More adventure awaited him. Prince’s initial goal was to become a Navy carrier pilot, but in the era of Tailhook, he was turned off by the frat-house antics at the naval academy. Switching to the Navy SEALs, he found his calling. But first he had to pass Basic Underwater Demolition School — one of the toughest selections in the military.
“The cool thing about the SEAL teams is that the only difference between enlisted men and officers is that the officer has a white stripe on his helmet,” Prince says. He found in the SEALs both an outlet for his intensity and a credo for his entrepreneurial drive. “The sea is the most difficult environment to operate in — on land you have a few hours to sort out your problem, but if you have problems in the water, you’re not going to live unless you sort them out in seconds.”
In 1993 Prince joined SEAL Team 8, based out of Norfolk, Virginia. “I figured I would be a SEAL for the next 10 to 12 years. There wasn’t much going on then. The invasion of Haiti was a non-event. It was mostly training, training, and more training. Had I stayed longer, I would have seen action, but things changed at home.”
On March 2, 1995, Edgar Prince collapsed from another heart attack and died. Later that same year, Prince’s wife, pregnant with their second child, received a cancer diagnosis. Prince finished out his fifth year as a SEAL but returned to civilian life sooner than he’d planned. “You roll with the punches,” he says stoically.
For the next eight years, his wife struggled with cancer, until she passed away in 2003. He refuses to elaborate but allows that “the saddest moment of my life was her funeral.” He was 34.
When the Prince Group sold in 1996, one year after Edgar’s death, it garnered $1.35 billion. Though split between several of his dad’s business partners, numerous employee stockholders, his mother, three siblings, and him, the windfall still set Prince up for life. “My SEAL friend suggested that maybe I should invest the money, kick back, and live off the interest,” Prince says, in a rare moment of reflection. “In hindsight that wasn’t such bad advice.” Instead, he created the ultimate boys club in a North Carolina swamp.

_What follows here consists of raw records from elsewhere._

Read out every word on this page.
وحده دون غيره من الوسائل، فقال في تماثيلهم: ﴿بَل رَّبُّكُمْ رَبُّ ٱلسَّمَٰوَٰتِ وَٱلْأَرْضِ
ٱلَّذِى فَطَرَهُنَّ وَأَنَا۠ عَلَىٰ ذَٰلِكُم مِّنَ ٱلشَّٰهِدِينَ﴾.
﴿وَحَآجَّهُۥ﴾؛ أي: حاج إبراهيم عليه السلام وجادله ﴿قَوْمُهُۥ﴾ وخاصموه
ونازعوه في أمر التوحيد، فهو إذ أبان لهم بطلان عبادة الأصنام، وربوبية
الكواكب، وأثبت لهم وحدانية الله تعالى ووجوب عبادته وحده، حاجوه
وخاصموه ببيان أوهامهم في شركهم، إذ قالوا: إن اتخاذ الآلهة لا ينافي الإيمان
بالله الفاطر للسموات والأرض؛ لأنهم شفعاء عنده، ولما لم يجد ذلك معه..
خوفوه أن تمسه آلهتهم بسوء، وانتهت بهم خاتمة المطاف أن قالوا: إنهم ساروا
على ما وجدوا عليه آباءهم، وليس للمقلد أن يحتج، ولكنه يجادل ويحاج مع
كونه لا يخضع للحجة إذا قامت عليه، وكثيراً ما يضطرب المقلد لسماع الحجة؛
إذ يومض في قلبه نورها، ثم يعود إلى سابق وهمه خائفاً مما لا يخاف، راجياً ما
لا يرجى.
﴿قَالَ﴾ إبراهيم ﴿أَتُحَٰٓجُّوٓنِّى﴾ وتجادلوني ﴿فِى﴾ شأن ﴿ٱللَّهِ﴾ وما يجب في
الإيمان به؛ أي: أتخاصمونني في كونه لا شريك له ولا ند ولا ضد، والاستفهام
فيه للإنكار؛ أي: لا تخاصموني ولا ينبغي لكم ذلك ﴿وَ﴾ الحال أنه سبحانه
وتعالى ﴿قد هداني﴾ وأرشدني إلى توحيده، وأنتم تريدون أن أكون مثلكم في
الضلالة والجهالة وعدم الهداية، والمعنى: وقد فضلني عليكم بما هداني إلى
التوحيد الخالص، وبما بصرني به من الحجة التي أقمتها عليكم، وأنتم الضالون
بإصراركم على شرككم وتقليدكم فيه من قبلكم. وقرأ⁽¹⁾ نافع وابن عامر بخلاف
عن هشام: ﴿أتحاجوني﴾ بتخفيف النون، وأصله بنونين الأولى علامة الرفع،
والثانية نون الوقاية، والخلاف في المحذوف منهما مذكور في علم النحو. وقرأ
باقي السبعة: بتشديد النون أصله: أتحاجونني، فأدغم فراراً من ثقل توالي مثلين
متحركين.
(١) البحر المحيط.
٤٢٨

Prince’s original plan, created with help from veteran Navy SEAL Al Clark, was to build the dream training facility — a place all his buddies from Norfolk could use. “We needed 3,000 acres to make it safe,” Prince recalls. After searching for a location for six months, he ended up paying $900,000 for 3,100 acres (or about $300 an acre) in Moyock, North Carolina. The swampy, tannin-stained “black water” and the bears on the property inspired both the name and the famous bear-paw logo. By the time the Blackwater Lodge and Training Center officially opened on May 15, 1998, the footprint had doubled in size, to 6,000 acres, and Prince was into it for $6.5 million. Over the next few years, he would invite a number of influential members of the military, FBI, local law enforcement, and even the CIA to visit and play “Blackwater.”
At first, locals didn’t pay the range or Prince much notice. “To the degree that [Prince] was thought of, it was as this patriotic guy who had built this Hail Mary facility to help the SEALs, and who probably hoped to break even,” recalls Jay Price, staff writer for Raleigh’s The News & Observer, who tracked Blackwater’s rise to prominence. “The big contracts weren’t on the horizon, not even a glimmer, and I don’t think anyone in their right mind was thinking of him as a greedy military-industrial profiteer.… Maybe as a kid from money who was looking around to see what his role in life would be.” Prince could have spent the next few decades in eternal adolescence, impressing and entertaining his shooting friends at the “Lodge” and staying out of the limelight, but 9/11 would change that.